I descend from John Thompson — the John Thompson who married Sarah Iglehart in Ohio County, Kentucky, lived in Warrick County, Indiana, Wapello County, Iowa and Adams County, Iowa.
The 1830 and 1840 census records for Warrick County, Indiana include two men named John B Thompson.
Since I had researched this family, I already knew of most of the children and their birth dates. Using this information, I could calculate their ages and figure out how the family would show up on the 1830 and 1840 census.
After comparing the ages to the two census records, I highlighted the John B Thompson that I believe matches the family of my ancestor, John Thompson.
With an 1830 census record for John Thompson matching the ages of the family members, I elected to search for patent records in Warrick County, Indiana. The result turned up nine patents for a Thompson, with four of them named John.
Based on the land descriptions, there may be several family groups. I colored those in T4SR6W green and those in T4SR8W gold.
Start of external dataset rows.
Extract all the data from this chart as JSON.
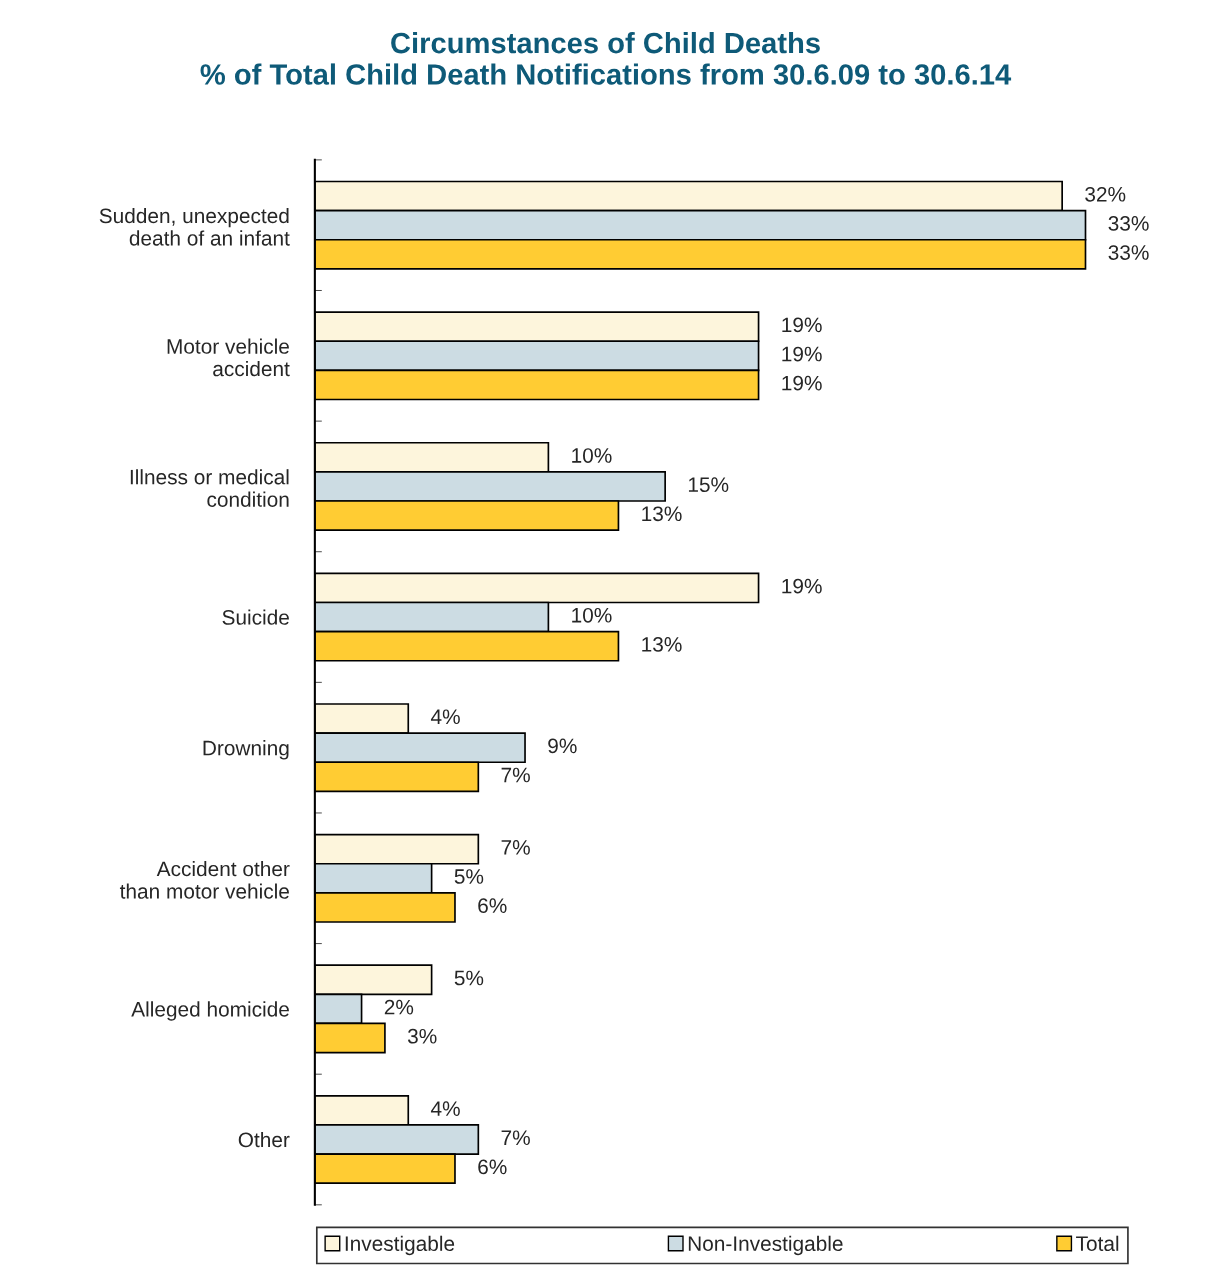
{
  "chart_data": {
    "type": "bar",
    "orientation": "horizontal",
    "title": "Circumstances of Child Deaths\n% of Total Child Death Notifications from 30.6.09 to 30.6.14",
    "categories": [
      "Sudden, unexpected\ndeath of an infant",
      "Motor vehicle\naccident",
      "Illness or medical\ncondition",
      "Suicide",
      "Drowning",
      "Accident other\nthan motor vehicle",
      "Alleged homicide",
      "Other"
    ],
    "series": [
      {
        "name": "Investigable",
        "color": "#fdf5dc",
        "values": [
          32,
          19,
          10,
          19,
          4,
          7,
          5,
          4
        ],
        "value_labels": [
          "32%",
          "19%",
          "10%",
          "19%",
          "4%",
          "7%",
          "5%",
          "4%"
        ]
      },
      {
        "name": "Non-Investigable",
        "color": "#ccdce3",
        "values": [
          33,
          19,
          15,
          10,
          9,
          5,
          2,
          7
        ],
        "value_labels": [
          "33%",
          "19%",
          "15%",
          "10%",
          "9%",
          "5%",
          "2%",
          "7%"
        ]
      },
      {
        "name": "Total",
        "color": "#ffcc33",
        "values": [
          33,
          19,
          13,
          13,
          7,
          6,
          3,
          6
        ],
        "value_labels": [
          "33%",
          "19%",
          "13%",
          "13%",
          "7%",
          "6%",
          "3%",
          "6%"
        ]
      }
    ],
    "legend": "bottom",
    "tick_labels": "y"
  }
}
Unfortunately, that left both John’s outside of the two groups.
I then used the website HistoryGeo to try and figure out which of the patents for John Thompson might be my John Thompson.
My John Thompson married Sarah Iglehart. Even though they married in Ohio County, Kentucky, I searched land patents for Iglehart or Igleheart in Warrick County, Indiana. I found Levi Iglehart with land fairly close to one of the John Thompsons with land in sections 23 and 24.
Since several of John Thompson’s children married an Evans, I then searched for patents registered by an Evans in Warrick County, Indiana.
When I zoomed out a bit, I found that John Thompson owned land in sections 23, 24 and 25. James Evans, a potential father-in-law of William Taylor Thompson (son of John Thompson) was in section 36. A little to the West, Levi Igleheart was in section 22 and Asa Iglehart was in section 21.
The proximity of all of these potential family members supports the theory that the John Thompson with patents in sections 23, 24 and 25 is the husband of Sarah Iglehart and father of William Taylor Thompson. If the land was sold while his wife was still living, the deed for the sale of the land would support this theory IF John’s wife is named Sarah.
These land records are valuable clues to the Thompsons, Igleharts and Evans families. However, further research is needed to verify my theories.